— Рик, я все понимаю… Ты волнуешься. Но я сейчас не в состоянии… — Она зажмурилась, тряхнула головой, словно возвращая мысли на место, и продолжила, как на автомате: — Дэвид Паркер. Перелом позвоночника в трех местах. Операция прошла успешно, отека нет. — А потом тихо добавила: — Рик, тут только время и физиотерапия. Могу дать совет: найми ему хорошего психотерапевта, не психолога, не психоаналитика, а психотерапевта. Физиотерапия для каждого этапа своя, Коул… Доктор Браун… Он тебе посоветует лучших специалистов.
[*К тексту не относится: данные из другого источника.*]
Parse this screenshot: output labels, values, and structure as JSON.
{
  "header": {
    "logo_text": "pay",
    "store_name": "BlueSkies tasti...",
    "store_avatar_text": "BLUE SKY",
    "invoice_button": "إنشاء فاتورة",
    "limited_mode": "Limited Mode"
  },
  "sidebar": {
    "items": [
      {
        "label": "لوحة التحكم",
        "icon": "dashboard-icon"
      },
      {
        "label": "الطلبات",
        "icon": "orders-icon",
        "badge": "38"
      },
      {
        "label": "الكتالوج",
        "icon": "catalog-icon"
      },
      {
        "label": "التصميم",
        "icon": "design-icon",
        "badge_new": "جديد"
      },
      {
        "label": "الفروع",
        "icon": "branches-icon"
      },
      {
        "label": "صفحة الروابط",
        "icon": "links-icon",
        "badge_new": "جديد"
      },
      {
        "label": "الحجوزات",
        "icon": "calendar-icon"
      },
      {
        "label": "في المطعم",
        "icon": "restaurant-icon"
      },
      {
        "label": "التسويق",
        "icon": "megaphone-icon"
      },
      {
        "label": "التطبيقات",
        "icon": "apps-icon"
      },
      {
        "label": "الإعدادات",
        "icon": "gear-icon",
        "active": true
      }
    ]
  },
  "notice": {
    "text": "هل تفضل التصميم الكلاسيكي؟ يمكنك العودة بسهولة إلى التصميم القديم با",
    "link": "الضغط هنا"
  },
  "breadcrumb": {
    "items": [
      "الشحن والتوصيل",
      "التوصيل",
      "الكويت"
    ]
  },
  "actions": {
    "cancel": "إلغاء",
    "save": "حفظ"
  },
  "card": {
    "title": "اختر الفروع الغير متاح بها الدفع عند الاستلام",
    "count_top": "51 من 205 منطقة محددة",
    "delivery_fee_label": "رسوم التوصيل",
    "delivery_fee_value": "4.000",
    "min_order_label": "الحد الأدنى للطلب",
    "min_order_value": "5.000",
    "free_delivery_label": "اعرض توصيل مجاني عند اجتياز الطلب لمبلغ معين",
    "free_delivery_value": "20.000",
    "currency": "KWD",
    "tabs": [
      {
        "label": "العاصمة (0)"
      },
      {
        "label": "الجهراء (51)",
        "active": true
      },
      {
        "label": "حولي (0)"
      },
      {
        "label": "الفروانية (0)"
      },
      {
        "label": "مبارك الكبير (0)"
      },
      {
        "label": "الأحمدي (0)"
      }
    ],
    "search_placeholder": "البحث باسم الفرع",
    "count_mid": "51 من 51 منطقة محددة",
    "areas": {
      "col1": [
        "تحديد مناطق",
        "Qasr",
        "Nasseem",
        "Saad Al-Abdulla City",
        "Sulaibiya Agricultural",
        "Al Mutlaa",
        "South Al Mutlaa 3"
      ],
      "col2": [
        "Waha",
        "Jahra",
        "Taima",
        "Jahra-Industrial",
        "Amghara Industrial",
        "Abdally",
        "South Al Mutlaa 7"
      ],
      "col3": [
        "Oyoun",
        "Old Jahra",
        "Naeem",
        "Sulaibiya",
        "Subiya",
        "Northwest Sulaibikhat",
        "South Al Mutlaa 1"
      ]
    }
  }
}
А психотерапевт нужен обязательно: как правило, молодые взрослые мужчины очень тяжело переживают из-за своей беспомощности, они либо вообще отказываются работать, либо работают чересчур усердно, что тоже вредно. Начинаются депрессии и тому подобное…
— Алекс, благодарю тебя. — Рик долго смотрел на нее. Женщина сидела вся бледная, под голубыми глазами темнели большие круги. — Я отвезу тебя домой, — неожиданно бодро заявил он.
— Спасибо, но я лучше вызову такси.
— Ты уехала, потому что тебя вызвали?
— Да.
— Ты бы меня искала?
Алексис сглотнула:
— Я не знаю, Рик. Наверное, нет.
Он отрывисто кивнул:
— Я отвезу тебя домой. — Мужчина бесцеремонно взял ее на руки и понес на выход. — Ты любишь итальянскую кухню?
— Рик, я сейчас…
— Любишь? — «Да, это не Коул. Этот мужчина прет, как тяжелый локомотив».
— Мне редко выдается ее есть, очень редко, но вкуса спагетти я не забываю.
— Значит болоньез?
— Рик… — Ее очень смущали пристальные взгляды персонала больницы. «Благо, пациенты начнут просыпаться только через несколько часов… Что?»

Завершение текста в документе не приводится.